= Michael Heming =

British composer

Michael Savage Heming (14 January 1920 – 3 November 1942) was a British composer. He was the son of Percy Alfred Heming, a well-known baritone, and Joyce Savage. Educated at Wellington College in Berkshire, Heming went on to study conducting at the Royal Academy of Music, and was slated to become a student-assistant of John Barbirolli.

In 1942, while serving as a lieutenant in the King's Royal Rifle Corps, Heming was killed in action at the battle of El Alamein. Upon the return home of his personal effects, his mother discovered musical sketches Heming had written during and after his voyage to Africa. Percy Heming showed the sketches to Barbirolli, who engaged the composer and conductor Anthony Vincent Collins to edit the sketches into a work called Threnody for a Soldier Killed in Action.

The work was premiered at Sheffield City Hall, by the Hallé Orchestra conducted by Barbirolli, on 14 January 1944, which would have been Heming's 24th birthday.
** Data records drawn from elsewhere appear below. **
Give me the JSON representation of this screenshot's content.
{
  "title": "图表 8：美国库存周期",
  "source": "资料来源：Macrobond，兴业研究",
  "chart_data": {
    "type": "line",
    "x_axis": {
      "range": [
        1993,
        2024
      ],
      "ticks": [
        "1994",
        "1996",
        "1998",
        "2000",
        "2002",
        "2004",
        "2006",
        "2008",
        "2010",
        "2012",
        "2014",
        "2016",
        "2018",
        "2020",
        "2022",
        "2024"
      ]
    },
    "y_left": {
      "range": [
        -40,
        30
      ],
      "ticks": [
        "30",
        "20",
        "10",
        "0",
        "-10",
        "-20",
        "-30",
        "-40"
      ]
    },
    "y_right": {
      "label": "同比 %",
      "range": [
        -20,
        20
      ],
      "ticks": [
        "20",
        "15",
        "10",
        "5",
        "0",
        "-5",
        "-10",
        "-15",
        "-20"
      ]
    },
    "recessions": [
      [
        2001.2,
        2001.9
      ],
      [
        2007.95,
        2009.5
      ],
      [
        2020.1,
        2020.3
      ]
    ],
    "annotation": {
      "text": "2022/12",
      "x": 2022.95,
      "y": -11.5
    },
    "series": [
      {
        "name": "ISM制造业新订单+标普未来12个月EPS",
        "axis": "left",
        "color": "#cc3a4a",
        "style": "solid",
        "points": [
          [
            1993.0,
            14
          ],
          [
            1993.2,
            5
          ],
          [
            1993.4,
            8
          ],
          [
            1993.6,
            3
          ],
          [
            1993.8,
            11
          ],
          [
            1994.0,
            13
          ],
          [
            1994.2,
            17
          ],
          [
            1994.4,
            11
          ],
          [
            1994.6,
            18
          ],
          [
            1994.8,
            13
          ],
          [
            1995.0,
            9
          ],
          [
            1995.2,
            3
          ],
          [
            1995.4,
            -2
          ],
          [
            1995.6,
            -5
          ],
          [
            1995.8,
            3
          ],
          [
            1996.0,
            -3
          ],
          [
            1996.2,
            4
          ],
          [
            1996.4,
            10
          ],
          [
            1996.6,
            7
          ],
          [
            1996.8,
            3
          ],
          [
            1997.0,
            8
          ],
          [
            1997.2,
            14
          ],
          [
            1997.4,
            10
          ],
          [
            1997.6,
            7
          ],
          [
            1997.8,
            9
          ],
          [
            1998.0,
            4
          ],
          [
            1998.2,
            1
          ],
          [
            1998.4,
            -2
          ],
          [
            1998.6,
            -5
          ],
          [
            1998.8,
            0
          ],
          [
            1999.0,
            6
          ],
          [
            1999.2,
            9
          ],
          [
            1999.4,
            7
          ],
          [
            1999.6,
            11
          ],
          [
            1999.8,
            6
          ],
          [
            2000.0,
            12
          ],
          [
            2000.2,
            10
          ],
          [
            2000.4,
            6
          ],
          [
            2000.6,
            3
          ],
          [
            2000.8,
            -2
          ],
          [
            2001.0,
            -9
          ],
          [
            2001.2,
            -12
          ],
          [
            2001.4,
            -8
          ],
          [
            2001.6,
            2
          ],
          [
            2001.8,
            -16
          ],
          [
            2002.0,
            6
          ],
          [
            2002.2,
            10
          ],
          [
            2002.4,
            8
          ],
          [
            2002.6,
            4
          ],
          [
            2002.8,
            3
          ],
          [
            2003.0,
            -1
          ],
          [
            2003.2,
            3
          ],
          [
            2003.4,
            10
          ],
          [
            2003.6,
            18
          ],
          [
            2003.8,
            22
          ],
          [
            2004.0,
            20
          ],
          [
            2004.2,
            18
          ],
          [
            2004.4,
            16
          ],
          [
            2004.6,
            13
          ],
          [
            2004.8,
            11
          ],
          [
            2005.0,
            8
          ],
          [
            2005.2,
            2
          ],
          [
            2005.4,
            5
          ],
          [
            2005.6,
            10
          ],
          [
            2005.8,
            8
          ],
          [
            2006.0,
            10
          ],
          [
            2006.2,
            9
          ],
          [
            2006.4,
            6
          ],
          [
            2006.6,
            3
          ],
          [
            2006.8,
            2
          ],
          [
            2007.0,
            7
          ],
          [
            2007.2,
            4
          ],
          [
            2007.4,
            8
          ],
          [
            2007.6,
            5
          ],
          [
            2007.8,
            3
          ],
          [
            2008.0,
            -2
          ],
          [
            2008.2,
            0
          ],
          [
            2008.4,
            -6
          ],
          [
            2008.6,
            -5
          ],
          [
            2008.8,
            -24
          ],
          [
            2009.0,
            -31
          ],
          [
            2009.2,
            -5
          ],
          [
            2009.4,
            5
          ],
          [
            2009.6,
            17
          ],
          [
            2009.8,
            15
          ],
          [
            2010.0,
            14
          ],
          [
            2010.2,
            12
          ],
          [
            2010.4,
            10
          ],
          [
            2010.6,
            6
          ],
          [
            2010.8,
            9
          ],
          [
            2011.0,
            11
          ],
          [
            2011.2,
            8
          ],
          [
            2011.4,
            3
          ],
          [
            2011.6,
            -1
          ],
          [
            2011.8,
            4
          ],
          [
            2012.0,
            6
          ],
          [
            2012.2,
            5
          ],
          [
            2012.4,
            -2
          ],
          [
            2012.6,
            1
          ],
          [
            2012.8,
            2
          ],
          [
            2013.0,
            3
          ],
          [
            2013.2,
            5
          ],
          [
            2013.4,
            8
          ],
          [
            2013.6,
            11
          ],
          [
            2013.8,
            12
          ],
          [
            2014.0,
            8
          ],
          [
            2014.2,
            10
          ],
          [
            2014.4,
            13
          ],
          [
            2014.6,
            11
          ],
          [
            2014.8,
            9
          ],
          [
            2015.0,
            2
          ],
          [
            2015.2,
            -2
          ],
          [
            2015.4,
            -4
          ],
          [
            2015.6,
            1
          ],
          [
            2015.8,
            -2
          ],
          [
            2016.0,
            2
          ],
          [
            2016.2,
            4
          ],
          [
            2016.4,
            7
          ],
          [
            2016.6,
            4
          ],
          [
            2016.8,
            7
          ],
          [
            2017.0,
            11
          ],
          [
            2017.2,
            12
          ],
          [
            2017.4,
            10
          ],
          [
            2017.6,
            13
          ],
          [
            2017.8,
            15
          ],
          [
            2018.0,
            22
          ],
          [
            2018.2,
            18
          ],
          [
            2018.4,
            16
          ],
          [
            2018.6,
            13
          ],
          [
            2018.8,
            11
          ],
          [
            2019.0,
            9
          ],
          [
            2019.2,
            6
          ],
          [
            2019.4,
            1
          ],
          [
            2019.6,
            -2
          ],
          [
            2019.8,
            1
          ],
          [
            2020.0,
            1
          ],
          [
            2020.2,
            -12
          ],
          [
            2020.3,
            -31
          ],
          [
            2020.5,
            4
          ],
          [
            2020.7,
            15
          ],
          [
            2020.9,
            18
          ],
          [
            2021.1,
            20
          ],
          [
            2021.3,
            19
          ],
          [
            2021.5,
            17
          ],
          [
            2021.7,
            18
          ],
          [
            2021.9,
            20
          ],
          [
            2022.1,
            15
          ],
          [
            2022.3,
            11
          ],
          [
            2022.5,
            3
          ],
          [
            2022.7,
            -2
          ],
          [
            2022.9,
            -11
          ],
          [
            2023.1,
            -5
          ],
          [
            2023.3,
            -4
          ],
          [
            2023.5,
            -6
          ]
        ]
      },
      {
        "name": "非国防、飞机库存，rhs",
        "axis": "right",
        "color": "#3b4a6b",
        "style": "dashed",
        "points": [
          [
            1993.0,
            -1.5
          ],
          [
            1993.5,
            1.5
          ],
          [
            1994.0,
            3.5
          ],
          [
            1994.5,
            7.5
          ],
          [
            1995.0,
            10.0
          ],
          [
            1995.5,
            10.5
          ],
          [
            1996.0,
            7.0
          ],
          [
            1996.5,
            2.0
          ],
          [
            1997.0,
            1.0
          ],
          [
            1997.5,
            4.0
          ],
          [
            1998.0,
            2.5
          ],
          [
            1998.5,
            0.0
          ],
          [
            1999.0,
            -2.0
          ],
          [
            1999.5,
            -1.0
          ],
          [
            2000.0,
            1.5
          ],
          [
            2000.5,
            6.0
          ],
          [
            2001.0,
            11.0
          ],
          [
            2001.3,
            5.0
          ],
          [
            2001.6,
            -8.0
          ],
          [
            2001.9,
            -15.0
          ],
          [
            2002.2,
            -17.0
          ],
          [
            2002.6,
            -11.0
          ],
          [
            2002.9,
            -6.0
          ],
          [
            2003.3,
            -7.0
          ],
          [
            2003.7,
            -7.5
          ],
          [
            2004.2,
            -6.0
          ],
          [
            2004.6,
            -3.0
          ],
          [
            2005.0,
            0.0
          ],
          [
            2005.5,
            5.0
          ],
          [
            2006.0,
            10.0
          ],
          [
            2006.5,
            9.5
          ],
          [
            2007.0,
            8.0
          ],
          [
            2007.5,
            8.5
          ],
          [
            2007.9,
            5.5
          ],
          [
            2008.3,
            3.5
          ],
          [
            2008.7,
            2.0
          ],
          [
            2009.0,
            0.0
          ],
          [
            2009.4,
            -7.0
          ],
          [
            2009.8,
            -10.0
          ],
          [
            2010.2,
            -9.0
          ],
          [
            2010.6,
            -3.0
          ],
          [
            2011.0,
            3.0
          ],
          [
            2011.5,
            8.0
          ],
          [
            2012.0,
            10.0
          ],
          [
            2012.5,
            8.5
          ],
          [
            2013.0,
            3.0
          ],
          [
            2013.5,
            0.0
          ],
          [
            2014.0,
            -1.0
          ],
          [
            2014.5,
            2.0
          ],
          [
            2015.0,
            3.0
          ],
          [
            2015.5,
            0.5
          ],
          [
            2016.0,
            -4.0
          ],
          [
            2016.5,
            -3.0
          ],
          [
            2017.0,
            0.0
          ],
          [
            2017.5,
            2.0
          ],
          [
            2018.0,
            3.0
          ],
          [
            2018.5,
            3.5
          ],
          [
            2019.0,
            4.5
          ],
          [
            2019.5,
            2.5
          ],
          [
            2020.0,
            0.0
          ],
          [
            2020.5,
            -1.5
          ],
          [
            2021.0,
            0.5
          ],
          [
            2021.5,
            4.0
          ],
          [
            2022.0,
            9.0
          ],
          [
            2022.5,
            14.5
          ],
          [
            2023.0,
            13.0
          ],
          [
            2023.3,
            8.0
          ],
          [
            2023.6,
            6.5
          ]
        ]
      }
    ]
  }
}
In 1945 Barbirolli recorded the piece on His Master's Voice with the Hallé Orchestra. Royalton Kisch, a schoolfriend at Wellington College who had also served in the same regiment as Heming, performed the piece many times in Italy and Athens in 1944–45, the first time being the performance on 12 December 1944 at the Teatro di San Carlo in Naples. The piece received many further performances over the next few years, although it has been largely forgotten since.